The Green New Deal of 2019 is remarkable in the sense that it is largely dogmatic and utopian. It erroneously assumes that climate change is not just the largest threat to human civilization but it is also the only threat and failure to take prescribed steps will spell doom for the world civilization. At the same time, the threat of a possible third World War, the threat of nuclear escalation, or any other catastrophe- natural or man-made take a back seat. The deal also promises an illusionary life lived happily ever after once the climate change problem is resolved.
The Deal calls for a top-down anthropocentric approach where what is good for the society and how that good is to be achieved is predetermined by a few elites. Whereas what is needed for the resolution of such a complex issue is a bottom up approach that is self centric and empowers individuals. Such approach will have a higher chance of compliance. The danger in developing such a top-down approach to this problem is that it then becomes part of the establishment which in turn becomes a part of the problem.
The Green New Deal suggests remedies to a problem of a diverse world at the perils of diversity and pluralism of opinions.
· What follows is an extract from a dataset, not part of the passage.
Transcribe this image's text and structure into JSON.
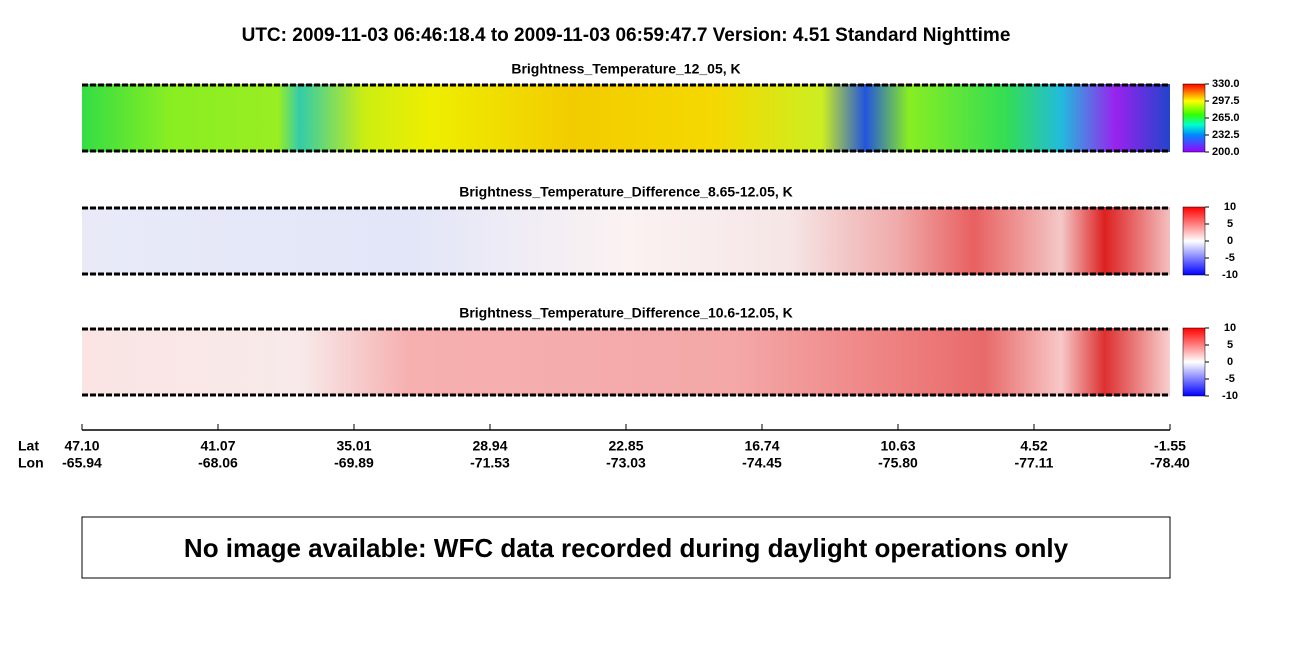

Many traditional societies have ecological and environmental concerns and awareness built into their culture though they may not be discussed and realized in terms of “global warming” and “biodiversity”. Pankaj Jain in his book Dharma and Ecology of Hindu Communities describes three communities in India that have actively and consciously worked to preserve and protect the environment as part of their cultural and religious ideology. Those communities include the Swadhyayis, Bishnois, and Bhils.
The Swadhyayis diavow environmentalism. Their mission is “to generate and spread reverence for humans, animals, trees, earth, nature, and the entire universe in general” (Jain, p.31). Similarly, the Bishnoi community was founded by a 15 century Guru Jambheshwara who spread the teachings of conservation and living in harmony with nature. Bhils, on the other hand, have protected their own sacred groves for generation.
(A Bishnoi woman. Credit: https://permaculturenews.org/2013/09/30/the-bishnoi-eco-warriors-since-the-15th-century-india/)
The Green New Deal has set before itself a lofty and ambitious goal of saving the mankind from environmental catastrophe. But it has developed neither the means nor the mechanism commensurate to the loftiness of its goal. Unless the ecological concerns do not empower individuals and communities around the world to find their own solutions at a more local and micro level, the real solution will always evade us.